Italian pianist (born 1970)

Gianluca Luisi (born 1970 in Pescara) is an Italian pianist known for his interpretations of J. S. Bach. whose complete The Well-Tempered Clavier he recorded. Luisi studied at the Rossini Conservatory in Pesaro under the guidance of Franco Scala and, later, at the piano Academy in Imola with Giovanni Valentini, Boris Petrushansky and Piero Rattalino.
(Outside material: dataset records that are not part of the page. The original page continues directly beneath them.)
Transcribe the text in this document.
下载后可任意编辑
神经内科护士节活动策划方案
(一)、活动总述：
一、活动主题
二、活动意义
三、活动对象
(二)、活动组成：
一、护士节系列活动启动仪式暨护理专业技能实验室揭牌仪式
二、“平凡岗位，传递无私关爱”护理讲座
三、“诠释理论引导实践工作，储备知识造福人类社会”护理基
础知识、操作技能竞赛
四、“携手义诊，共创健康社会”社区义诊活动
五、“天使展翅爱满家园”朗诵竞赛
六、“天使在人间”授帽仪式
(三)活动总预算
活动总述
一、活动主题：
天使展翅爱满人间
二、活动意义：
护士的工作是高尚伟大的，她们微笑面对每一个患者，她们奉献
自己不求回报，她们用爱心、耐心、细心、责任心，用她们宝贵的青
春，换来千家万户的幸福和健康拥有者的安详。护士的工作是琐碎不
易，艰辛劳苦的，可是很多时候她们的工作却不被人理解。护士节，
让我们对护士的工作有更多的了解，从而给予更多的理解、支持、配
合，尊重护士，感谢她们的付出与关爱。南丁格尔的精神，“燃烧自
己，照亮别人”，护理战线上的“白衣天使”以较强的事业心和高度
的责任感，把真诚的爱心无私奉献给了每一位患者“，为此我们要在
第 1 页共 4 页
Luisi now teaches at the Recanati Piano Academy of the Marche.

== Awards ==
Luisi won many national and international Piano competitions including: the "Città dell’Aquila" and the Mozart prize (Italy) in 1996, the Genzano Competition in Rome (Italy) first prize, the Cesenatico Competition first prize (Italy), the Jeunesse musicales Competition (Italy) first prize (1998), the Torneo Internazionale di Musica, TIM (Roma), first prize (1999), and more.

He also won the second prize at the "Casella" International Competition in Naples and in 2001 he won the first prize in the "J.S.Bach Piano International Competition" in Saarbrücken, Germany (54 pianists from 26 countries took part).

== Concerts ==
Gianluca Luisi gave many concerts in important Concert Halls including the American Carnegie Hall, and in Italy, Germany, Austria, Luxemburg, Malta, Czechia, etc. He is regularly invited to give concerts in Nagoya, Japan.

== Recordings ==
He recorded several CDs for labels such as OnClassical, Naxos, Arts and MDG.